Victorian workers’ cottages built for the famous Young’s Ram Brewery, which shut down in 2006, now sell for more than a million pounds. While these terraced homes are snapped up by rich families, young professionals are moving into huge developments along the River Thames and around Wandsworth Town Station – just 15 minutes from Waterloo.
Some long-term residents have “cashed in” on the spike in local house prices and moved to the countryside after Covid, locals say. The average price of homes around the station was £711,676 in the last year, according to Rightmove – with terraced homes selling for a huge £1.11 million on average and flats for £560,041.
Residents and businesses told the Local Democracy Reporting Service the area has “changed massively” since they arrived decades ago. Suzy Woods bought a home locally around 30 years ago after renting in Battersea when she left university.
The 51-year-old works in Anthology on Old York Road and said the high street – now full of cafés, brunch spots and shops – used to have “hardly anything” and “wasn’t a destination at all”. She said Anthology was one of the first businesses to see the area as a “good opportunity” 13 years ago and that it’s changed hugely since Covid. Outdoor dining and semi-pedestrianisation has given it “more of a villagey vibe”.
A villagey vibe on Old York Road
Acres of derelict land south of the Thames also lay empty for years before being turned into luxury flats. Ms Woods said, “Loads of squatters used to live there. They were like real hippies, old-school hippies living on that bit of land and they were always trying to kick them off because they were squatting on the land. But there was nothing there, it was empty, there were none of these luxury flats anywhere around here at all.”
She added that the old workers’ cottages are now sought-after. She said, “You only have to look in the estate agents around here to see they’re over a million pounds”.
Pointing at new tower blocks going up around the town, Charles Benn, who moved into the Tonsleys roughly 26 years ago, said the “skyline is gone”. He loves the area’s “villagey feel” but branded the new developments a “terrible change”.
The 55-year-old, who moved to Wandsworth when he was 17, said: “On the whole it’s changed for the better but I don’t like all of this. Not in a NIMBY way, it’s just all changed and they’re not making the railway station any bigger.

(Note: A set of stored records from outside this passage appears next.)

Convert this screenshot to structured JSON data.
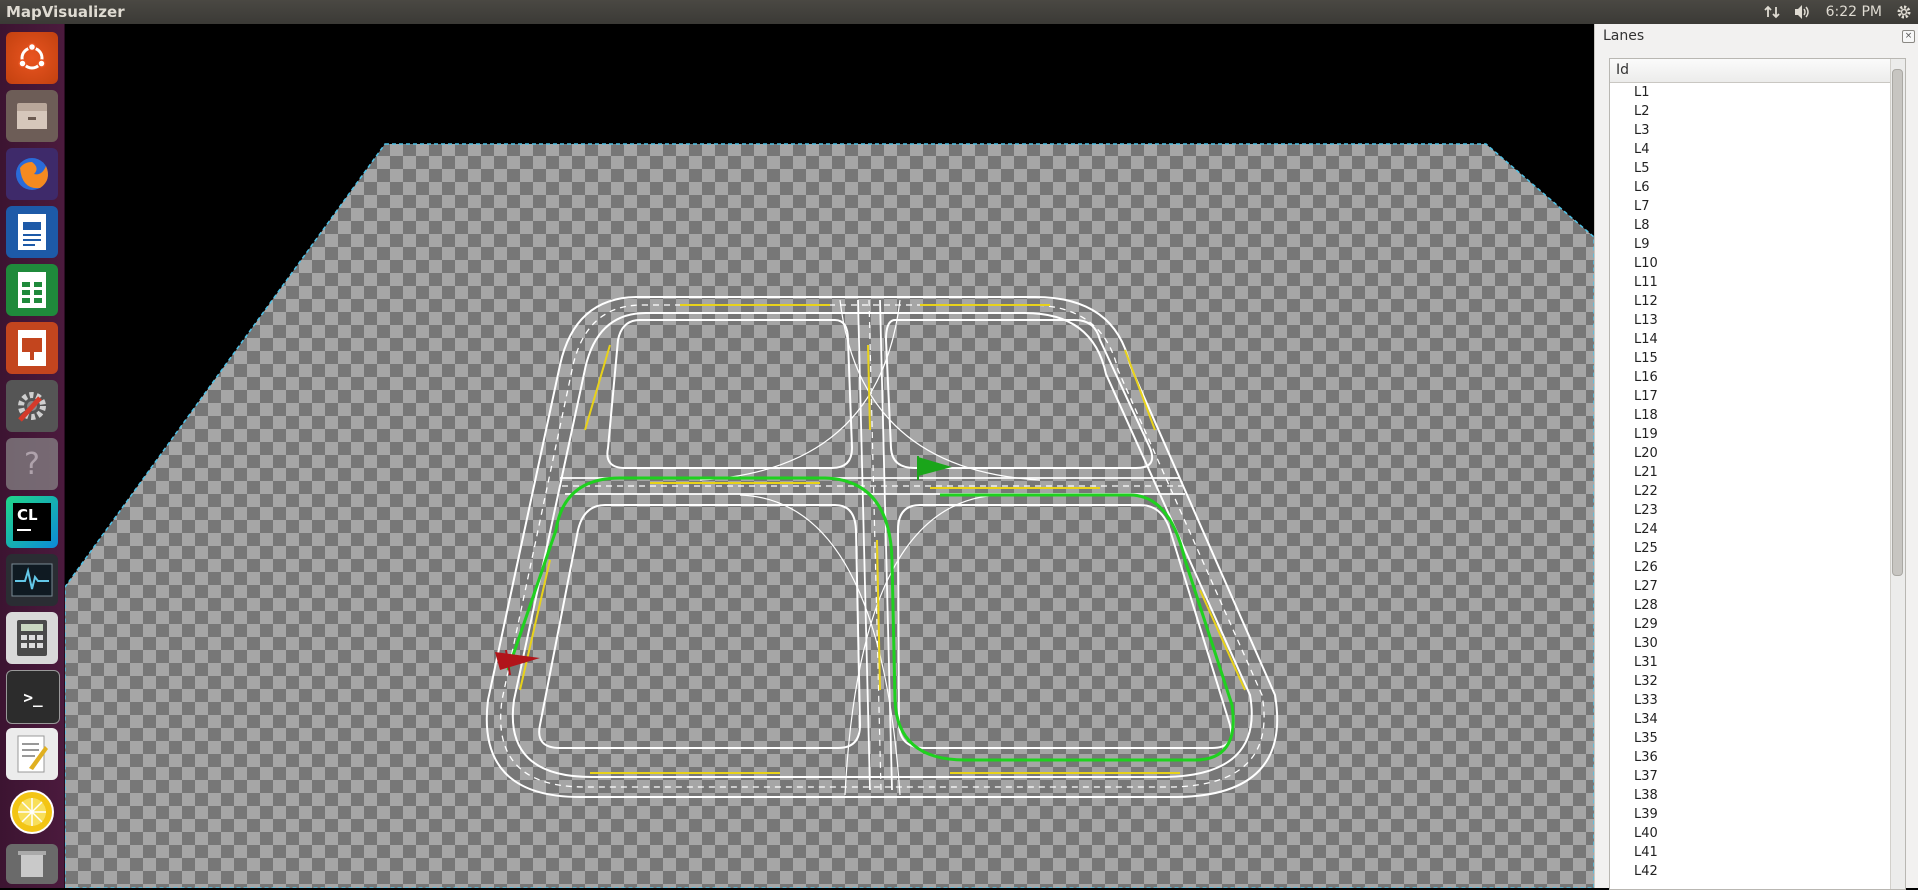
{
  "app": {
    "title": "MapVisualizer"
  },
  "tray": {
    "network_icon": "network-updown-icon",
    "volume_icon": "volume-icon",
    "time": "6:22 PM",
    "settings_icon": "gear-icon"
  },
  "launcher": {
    "items": [
      {
        "name": "ubuntu-dash-icon"
      },
      {
        "name": "files-icon"
      },
      {
        "name": "firefox-icon"
      },
      {
        "name": "writer-icon"
      },
      {
        "name": "calc-icon"
      },
      {
        "name": "impress-icon"
      },
      {
        "name": "system-settings-icon"
      },
      {
        "name": "help-icon"
      },
      {
        "name": "clion-icon",
        "label": "CL"
      },
      {
        "name": "system-monitor-icon"
      },
      {
        "name": "calculator-icon"
      },
      {
        "name": "terminal-icon",
        "label": ">_"
      },
      {
        "name": "text-editor-icon"
      },
      {
        "name": "lemon-app-icon"
      },
      {
        "name": "trash-icon"
      }
    ]
  },
  "colors": {
    "road": "#ffffff",
    "center_line": "#e8d21a",
    "route": "#1fd11f",
    "start_flag": "#1aa51a",
    "end_flag": "#b1141a",
    "checker_light": "#a6a6a6",
    "checker_dark": "#777777",
    "grid_edge": "#4fc3e8"
  },
  "panel": {
    "title": "Lanes",
    "column": "Id",
    "lanes": [
      "L1",
      "L2",
      "L3",
      "L4",
      "L5",
      "L6",
      "L7",
      "L8",
      "L9",
      "L10",
      "L11",
      "L12",
      "L13",
      "L14",
      "L15",
      "L16",
      "L17",
      "L18",
      "L19",
      "L20",
      "L21",
      "L22",
      "L23",
      "L24",
      "L25",
      "L26",
      "L27",
      "L28",
      "L29",
      "L30",
      "L31",
      "L32",
      "L33",
      "L34",
      "L35",
      "L36",
      "L37",
      "L38",
      "L39",
      "L40",
      "L41",
      "L42"
    ]
  }
}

“There’s going to be another 5,000 people there and they’re all going to be trying to get on this train in the morning. There’s no more doctor’s surgeries being built or anything like that.”
Mr Benn added, “Younger people are going into places like this [tower blocks], they’re not coming into these houses because they’re too expensive now – they weren’t expensive when I moved here.”
Ram Quarter and Riverside Quarter are among the area’s new developments, where flats typically sell for more than £1 million. The town is at the heart of Wandsworth Council’s revamp plans – which include new homes, shops and road changes.
The council wants to link the area around the station and the Tonsleys to the rest of the town centre. The town’s nightmare one-way system is set to be remodelled to free it up for pedestrians, bikes and buses under new plans – slashing congestion.
Pub manager Gosia Samborska, 37, thinks Old York Road will become busier in the next few years as the changes continue. Working at The Alma was Ms Samborska’s first job after moving to London from Poland 12 years ago and she’s still there because she loves it so much.
Gosia Samborska manages The Alma
The revamped Victorian pub, with its iconic green tiles, is a historic landmark in the town – but its customers, Ms Samborska said, are now generally younger rather than old regulars. The area has become “corporate”, she added, with “fancy buildings” replacing sites like the old B&Q on Smugglers Way and Homebase on Swandon Way.
Ms Samborska said, “Lots of successful young people work in the centre and after they come in here. They [also] have flats around and during the weekends they come in for a pint.” About the area’s future, she added: “It’s going to be more modern – before it was lots of small houses and now it’s just big buildings.”